Greenberg13.jpgCouldn’t help but notice that American International Group Inc. announced yesterday that its third-quarter net income fell 36% to $1.72 billion (65 cents a share) as a result of recent large catastrophe losses. This comes on the heels of the announcement from last week that AIG would restate its results dating to 2002 to correct errors in the way it accounted for certain types of derivatives contracts, which restatement came only six months after AIG had completed an earlier restatement for the same periods. Just to make matters as murky as possible, AIG also also announced yesterday that it had revised its results for 2000 and 2001.

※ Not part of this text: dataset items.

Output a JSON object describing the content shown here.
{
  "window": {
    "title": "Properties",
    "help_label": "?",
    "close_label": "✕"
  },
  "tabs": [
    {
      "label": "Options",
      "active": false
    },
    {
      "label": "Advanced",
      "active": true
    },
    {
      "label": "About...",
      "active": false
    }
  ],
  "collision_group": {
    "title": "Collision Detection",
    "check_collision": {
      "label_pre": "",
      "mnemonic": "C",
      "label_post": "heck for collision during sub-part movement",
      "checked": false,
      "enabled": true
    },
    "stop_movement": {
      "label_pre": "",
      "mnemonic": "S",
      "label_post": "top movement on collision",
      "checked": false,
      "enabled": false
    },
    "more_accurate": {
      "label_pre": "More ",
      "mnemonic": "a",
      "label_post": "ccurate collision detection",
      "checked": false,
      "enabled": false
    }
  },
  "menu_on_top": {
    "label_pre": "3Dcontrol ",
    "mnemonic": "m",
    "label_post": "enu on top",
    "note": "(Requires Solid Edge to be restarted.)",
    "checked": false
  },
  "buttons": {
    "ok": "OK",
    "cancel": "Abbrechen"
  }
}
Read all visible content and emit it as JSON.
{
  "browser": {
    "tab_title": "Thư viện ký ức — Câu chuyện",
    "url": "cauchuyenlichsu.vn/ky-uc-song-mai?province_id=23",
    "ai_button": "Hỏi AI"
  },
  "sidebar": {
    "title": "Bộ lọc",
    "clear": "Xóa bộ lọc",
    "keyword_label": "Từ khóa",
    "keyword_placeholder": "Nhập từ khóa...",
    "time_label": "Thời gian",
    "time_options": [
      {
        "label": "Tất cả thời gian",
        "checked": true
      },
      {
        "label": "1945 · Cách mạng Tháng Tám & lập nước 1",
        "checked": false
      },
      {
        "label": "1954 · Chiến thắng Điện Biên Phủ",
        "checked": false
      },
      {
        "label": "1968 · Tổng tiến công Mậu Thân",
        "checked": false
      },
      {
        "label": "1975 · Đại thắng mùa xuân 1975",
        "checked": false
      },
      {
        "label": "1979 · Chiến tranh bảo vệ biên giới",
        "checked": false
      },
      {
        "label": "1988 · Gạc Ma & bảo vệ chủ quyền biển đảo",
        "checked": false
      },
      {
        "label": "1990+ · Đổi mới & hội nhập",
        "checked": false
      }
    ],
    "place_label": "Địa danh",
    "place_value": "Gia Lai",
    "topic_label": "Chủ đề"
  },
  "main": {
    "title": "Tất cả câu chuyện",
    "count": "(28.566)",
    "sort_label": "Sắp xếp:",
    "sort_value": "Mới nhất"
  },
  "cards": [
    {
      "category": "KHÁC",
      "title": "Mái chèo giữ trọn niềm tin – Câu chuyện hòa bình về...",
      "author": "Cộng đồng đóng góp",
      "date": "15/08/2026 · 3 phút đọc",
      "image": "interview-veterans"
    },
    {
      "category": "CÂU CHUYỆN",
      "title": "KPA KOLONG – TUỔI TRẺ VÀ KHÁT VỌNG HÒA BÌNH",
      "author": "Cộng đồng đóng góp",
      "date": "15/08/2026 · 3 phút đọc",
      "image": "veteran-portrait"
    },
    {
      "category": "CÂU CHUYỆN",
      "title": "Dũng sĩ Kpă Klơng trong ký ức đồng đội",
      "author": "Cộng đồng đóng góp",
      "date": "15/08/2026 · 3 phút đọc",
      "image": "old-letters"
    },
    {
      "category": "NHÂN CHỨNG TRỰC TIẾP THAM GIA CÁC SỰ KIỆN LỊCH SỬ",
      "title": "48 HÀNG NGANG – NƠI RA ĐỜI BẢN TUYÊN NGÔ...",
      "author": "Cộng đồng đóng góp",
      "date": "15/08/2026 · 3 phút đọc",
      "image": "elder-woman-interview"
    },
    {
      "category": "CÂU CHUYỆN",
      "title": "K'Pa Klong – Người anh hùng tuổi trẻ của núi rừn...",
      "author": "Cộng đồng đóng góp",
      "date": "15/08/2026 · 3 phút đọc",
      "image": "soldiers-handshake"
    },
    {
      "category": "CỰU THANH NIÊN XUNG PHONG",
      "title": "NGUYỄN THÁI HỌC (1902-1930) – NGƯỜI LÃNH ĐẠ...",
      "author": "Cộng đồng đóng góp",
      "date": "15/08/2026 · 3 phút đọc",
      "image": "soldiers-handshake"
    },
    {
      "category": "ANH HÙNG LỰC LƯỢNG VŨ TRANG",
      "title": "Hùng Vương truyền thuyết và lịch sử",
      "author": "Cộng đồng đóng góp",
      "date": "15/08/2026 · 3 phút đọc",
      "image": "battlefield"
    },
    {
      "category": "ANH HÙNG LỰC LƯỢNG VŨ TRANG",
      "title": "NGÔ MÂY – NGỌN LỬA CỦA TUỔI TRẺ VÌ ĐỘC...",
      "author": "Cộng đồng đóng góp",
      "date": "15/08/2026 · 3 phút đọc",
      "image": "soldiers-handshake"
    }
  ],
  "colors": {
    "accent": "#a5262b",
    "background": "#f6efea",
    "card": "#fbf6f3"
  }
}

Inasmuch as yesterday’s earnings announcements were in line with forecasts and came after the close of trading, they did not have much of an impact on trading. AIG’s shares increased 26 cents to $67.50 in regular trading yesterday and, in after-hours trading, the shares dropped 30 cents to $67.20. The stock hit a 52-week low of $49.91 this past spring during the period in which the company restated five years of results and cut shareholder’s equity by $2.26 billion as New York AG Eliot Spitzer sparred with former AIG CEO, Maurice “Hank” Greenberg. For the first nine months of this year, AIG’s profits were $10.02 billion ($3.82 a share), which is up from its restated (twice) profit of $8.3 billion ($3.14 a share) for the first nine months of 2004.


Meanwhile, AIG also announced that a group of its unidentified current and former employees had received Wells notices from the Securities and Exchange Commission, which is a formal notice that the SEC has made the preliminary decision to bring enforcement actions against the current and former employees in connection with the agency’s investigation into AIG’s accounting practices. A Wells notice gives prospective defendants an opportunity to respond directly to the SEC’s administrators regarding the SEC staff’s findings before the staff makes formal recommendations to the administrators on whether the agency should pursue civil regulatory actions against the defendants.
Welcome to life after Hank Greenberg, AIG investors. Tread carefully, because this type of uncertainty will be the norm for AIG for quite some time.